Lockport Union-Sun & Journal — The 2012 New York State apple crop is coming in like many other fruit crops have this year, but with most farms growing a great variety of apples there are bright spots in what has been a difficult growing season.
According to Molly Golden of the New York Apple Association, apples, like many other locally grown fruit, are bearing a reduced crop at about ten days ahead of schedule. How good the crop is depended largely on location and luck when it came to the weather.
”There was no rhyme or reason this year,” Golden said. “The unseasonably warm temperatures in March woke the apples ‘wake up’ about six weeks too early and when the the weather pattern went back to normal the blossoms and buds froze.”
Golden said that Niagara and Orleans counties fared better than the areas east of Rochester, but across the board similar varieties are doing the best.
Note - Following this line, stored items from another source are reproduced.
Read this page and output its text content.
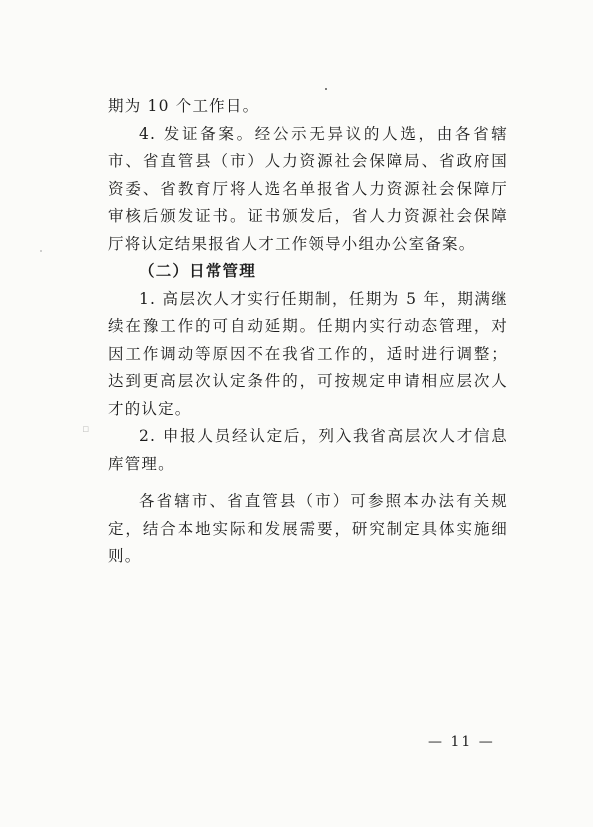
▫

期为 10 个工作日。

4. 发证备案。经公示无异议的人选，由各省辖市、省直管县（市）人力资源社会保障局、省政府国资委、省教育厅将人选名单报省人力资源社会保障厅审核后颁发证书。证书颁发后，省人力资源社会保障厅将认定结果报省人才工作领导小组办公室备案。

（二）日常管理

1. 高层次人才实行任期制，任期为 5 年，期满继续在豫工作的可自动延期。任期内实行动态管理，对因工作调动等原因不在我省工作的，适时进行调整；达到更高层次认定条件的，可按规定申请相应层次人才的认定。

2. 申报人员经认定后，列入我省高层次人才信息库管理。

各省辖市、省直管县（市）可参照本办法有关规定，结合本地实际和发展需要，研究制定具体实施细则。

— 11 —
Gala has been “the shining star of the year,” with cortland and honeycrisp apples also more abundant than popular varieties like red delicious and empire apples.
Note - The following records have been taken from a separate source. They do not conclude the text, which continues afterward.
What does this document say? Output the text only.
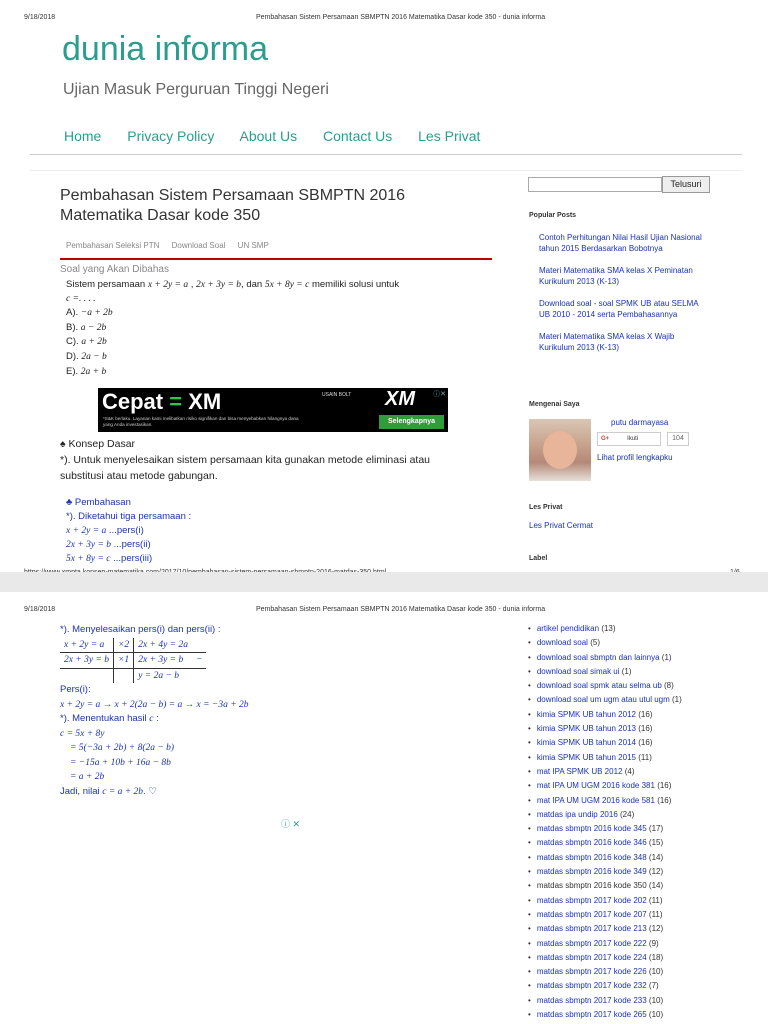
9/18/2018	Pembahasan Sistem Persamaan SBMPTN 2016 Matematika Dasar kode 350 - dunia informa
dunia informa
Ujian Masuk Perguruan Tinggi Negeri
Home Privacy Policy About Us Contact Us Les Privat
Pembahasan Sistem Persamaan SBMPTN 2016 Matematika Dasar kode 350
Pembahasan Seleksi PTN Download Soal UN SMP
Soal yang Akan Dibahas
Sistem persamaan x + 2y = a , 2x + 3y = b, dan 5x + 8y = c memiliki solusi untuk
c =. . . .
A). −a + 2b
B). a − 2b
C). a + 2b
D). 2a − b
E). 2a + b
Cepat = XM
*S&K berlaku. Layanan kami melibatkan risiko signifikan dan bisa menyebabkan hilangnya dana yang Anda investasikan.
USAIN BOLT XM
Selengkapnya
ⓘ✕
♠ Konsep Dasar
*). Untuk menyelesaikan sistem persamaan kita gunakan metode eliminasi atau substitusi atau metode gabungan.
♣ Pembahasan
*). Diketahui tiga persamaan :
x + 2y = a ...pers(i)
2x + 3y = b ...pers(ii)
5x + 8y = c ...pers(iii)
Telusuri
Popular Posts
Contoh Perhitungan Nilai Hasil Ujian Nasional tahun 2015 Berdasarkan Bobotnya
Materi Matematika SMA kelas X Peminatan Kurikulum 2013 (K-13)
Download soal - soal SPMK UB atau SELMA UB 2010 - 2014 serta Pembahasannya
Materi Matematika SMA kelas X Wajib Kurikulum 2013 (K-13)
Mengenai Saya
putu darmayasa
G+	Ikuti	104
Lihat profil lengkapku
Les Privat
Les Privat Cermat
Label
9/18/2018	Pembahasan Sistem Persamaan SBMPTN 2016 Matematika Dasar kode 350 - dunia informa
*). Menyelesaikan pers(i) dan pers(ii) :
x + 2y = a	×2	2x + 4y = 2a	
2x + 3y = b	×1	2x + 3y = b	−
		y = 2a − b	
Pers(i):
x + 2y = a → x + 2(2a − b) = a → x = −3a + 2b
*). Menentukan hasil c :
c = 5x + 8y
= 5(−3a + 2b) + 8(2a − b)
= −15a + 10b + 16a − 8b
= a + 2b
Jadi, nilai c = a + 2b. ♡
ⓘ ✕
• artikel pendidikan (13)
• download soal (5)
• download soal sbmptn dan lainnya (1)
• download soal simak ui (1)
• download soal spmk atau selma ub (8)
• download soal um ugm atau utul ugm (1)
• kimia SPMK UB tahun 2012 (16)
• kimia SPMK UB tahun 2013 (16)
• kimia SPMK UB tahun 2014 (16)
• kimia SPMK UB tahun 2015 (11)
• mat IPA SPMK UB 2012 (4)
• mat IPA UM UGM 2016 kode 381 (16)
• mat IPA UM UGM 2016 kode 581 (16)
• matdas ipa undip 2016 (24)
• matdas sbmptn 2016 kode 345 (17)
• matdas sbmptn 2016 kode 346 (15)
• matdas sbmptn 2016 kode 348 (14)
• matdas sbmptn 2016 kode 349 (12)
• matdas sbmptn 2016 kode 350 (14)
• matdas sbmptn 2017 kode 202 (11)
• matdas sbmptn 2017 kode 207 (11)
• matdas sbmptn 2017 kode 213 (12)
• matdas sbmptn 2017 kode 222 (9)
• matdas sbmptn 2017 kode 224 (18)
• matdas sbmptn 2017 kode 226 (10)
• matdas sbmptn 2017 kode 232 (7)
• matdas sbmptn 2017 kode 233 (10)
• matdas sbmptn 2017 kode 265 (10)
“This is the year to try new varieties,” Golden said. “If you like a certain kind you need to get them while you can.”
At Hurd Orchards in Holley, more than 50 varieties of heirloom, experimental and mainline apples are growing this year. It’s been a “golden” year for some apples and one to forget for others.
“Our jonagolds, golden delicious and gold rush are all doing well,” said Hurd Orchards’ Sue Machamer. “But others didn’t flourish so well.”
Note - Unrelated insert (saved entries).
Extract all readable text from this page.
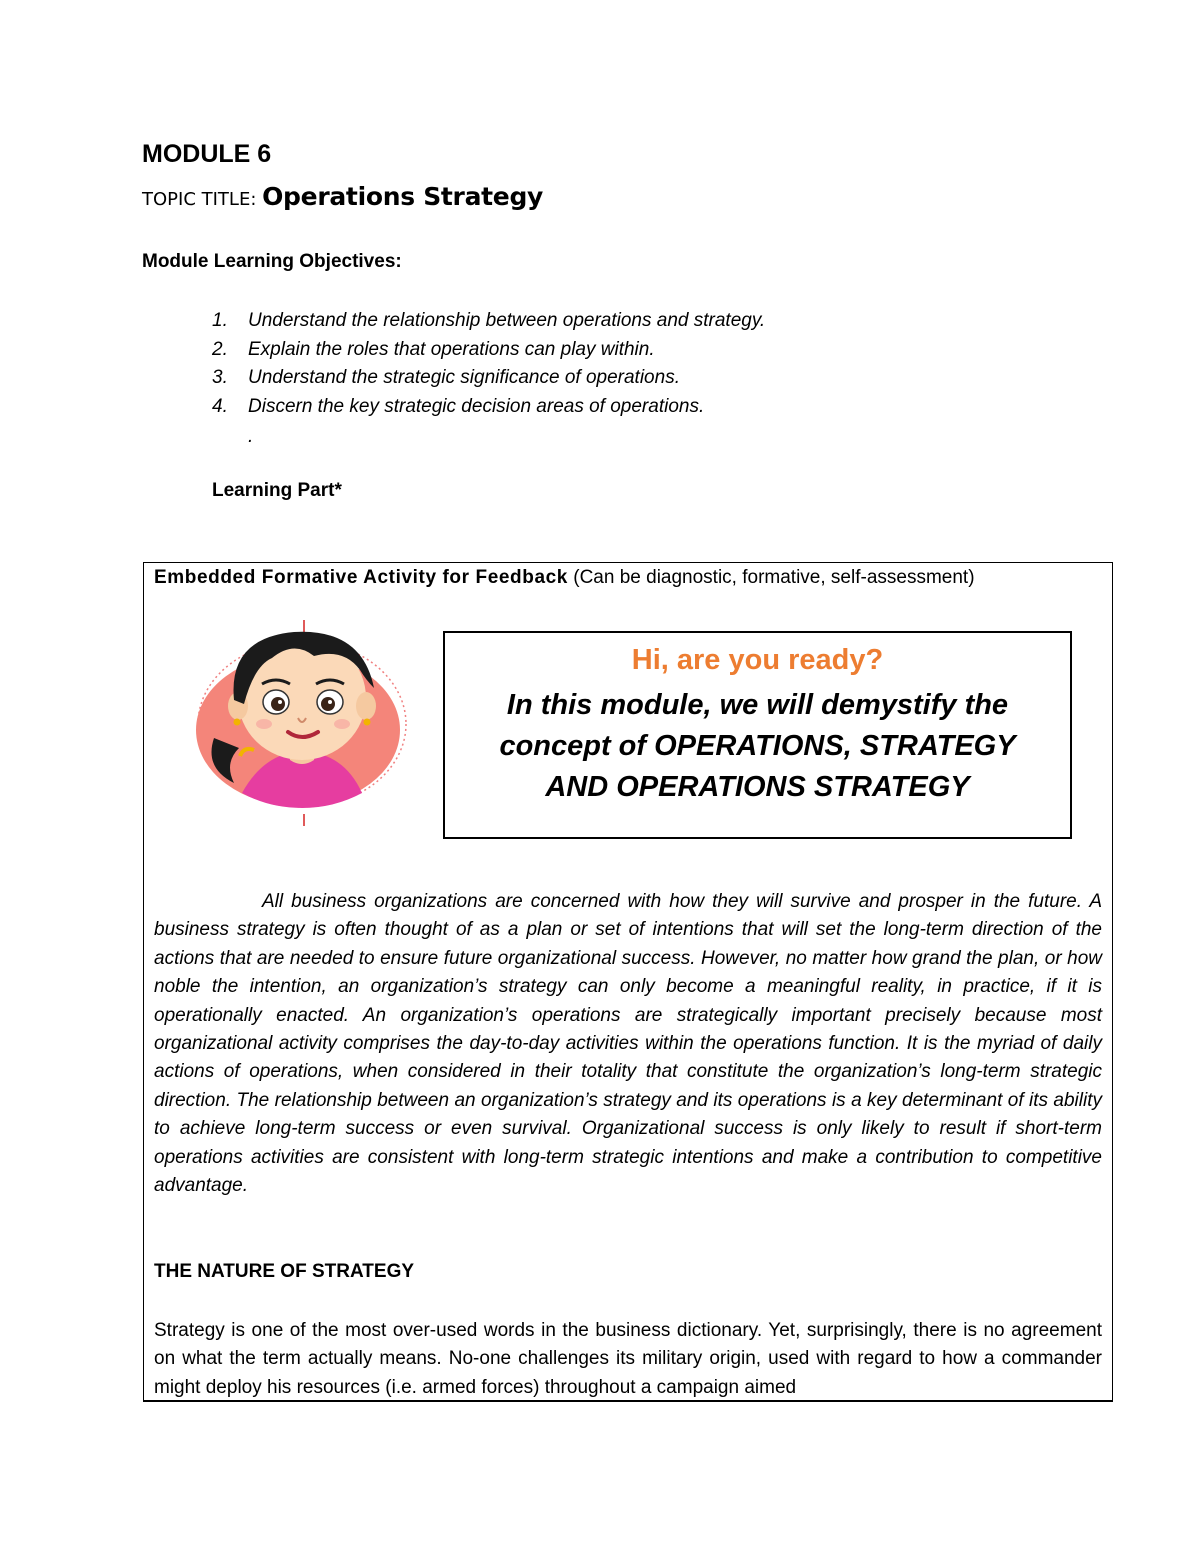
MODULE 6
TOPIC TITLE: Operations Strategy
Module Learning Objectives:
1. Understand the relationship between operations and strategy.
2. Explain the roles that operations can play within.
3. Understand the strategic significance of operations.
4. Discern the key strategic decision areas of operations.
.
Learning Part*
Embedded Formative Activity for Feedback (Can be diagnostic, formative, self-assessment)
Hi, are you ready?
In this module, we will demystify the concept of OPERATIONS, STRATEGY AND OPERATIONS STRATEGY

All business organizations are concerned with how they will survive and prosper in the future. A business strategy is often thought of as a plan or set of intentions that will set the long-term direction of the actions that are needed to ensure future organizational success. However, no matter how grand the plan, or how noble the intention, an organization’s strategy can only become a meaningful reality, in practice, if it is operationally enacted. An organization’s operations are strategically important precisely because most organizational activity comprises the day-to-day activities within the operations function. It is the myriad of daily actions of operations, when considered in their totality that constitute the organization’s long-term strategic direction. The relationship between an organization’s strategy and its operations is a key determinant of its ability to achieve long-term success or even survival. Organizational success is only likely to result if short-term operations activities are consistent with long-term strategic intentions and make a contribution to competitive advantage.

THE NATURE OF STRATEGY

Strategy is one of the most over-used words in the business dictionary. Yet, surprisingly, there is no agreement on what the term actually means. No-one challenges its military origin, used with regard to how a commander might deploy his resources (i.e. armed forces) throughout a campaign aimed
Machamer picked a few New York 1 and New York 2 varieties this week to see how the new varieties, which were introduced in 2010 by Cornell University apple breeder Susan Brown, are stacking up.
“They’re big, beautiful apples,” Machamer said. “New York 1 (an offspring of honeycrisp) was delicious, but New York 2 (a cross between braeburn and autumn crisp) wasn’t ripe yet.”
Those varieties will make their full debut next year.
Most local apple growers produce at least ten different varieties of apples, which in addition to helping ensure at least one variety will survive a difficult year also provides a steady stream of just-ripe apples throughout the autumn.
”It spreads your risk out, but it also spreads your harvest out so that you can be picking all September and October,” said Jim Bittner of Singer Farms, which had strong gala and cortland crops this year on 175 acres in the aptly-named hamlet of Appleton. “Most orchard’s peak for picking is just a few days.”
Bittner said that acey macs will be picked at the orchard this week, with cortlands finished Tuesday.
Those apples will be sent to fruit packagers who store, sort and send large quantities to supermarkets throughout western New York. At Sun Orchard Apples in Burt, the turnaround from the tree to the produce section is just a few days.
“It works good for everyone to have different varieties at different times,” said Tim Mansfield, Sun Orchard’s director of sales and marketing. “We’ve ran galas, macintoshes, ginger goldens and honerycrisps; and we’ll be starting cortlands pretty soon. Empires are next week.”
Roberts Farm Market in Medina, which grows 20 varieties of apples on more than 150 acres, got its first crop of empires Tuesday, although cider made from several varieties has been available all month.
”They just came in,” said Margaret Roberts. “We’ll sell them for fresh eating ... they won’t last long.”
Mansfield said that for the New York varieties finishing their harvests, the yield has been down 35 to 40 percent, making this the smallest percentage of crops harvested since 1945.
The availability of u-pick apples has been curtailed by the reduced crop. Roberts said they will have limited season this year, but there will be cortland, crispin, golden delicious, ira red and macoun apples to pick. In Gasport, Becker Farms won’t have u-pick for the first time in 32 years.
“There were so few and far between that we couldn’t have the public pickings,” Mindy Vizcarra said. “Our pickers are getting what they can ... we’re at about 10 to 15 percent this year. We have enough to make our cider, pies and already picked apples for retail.”
Vizcarra said that the gala apples have come in at about 50 percent the normal yield, with cortlands, jonagolds and crispins also already picked from 20 acres of orchards.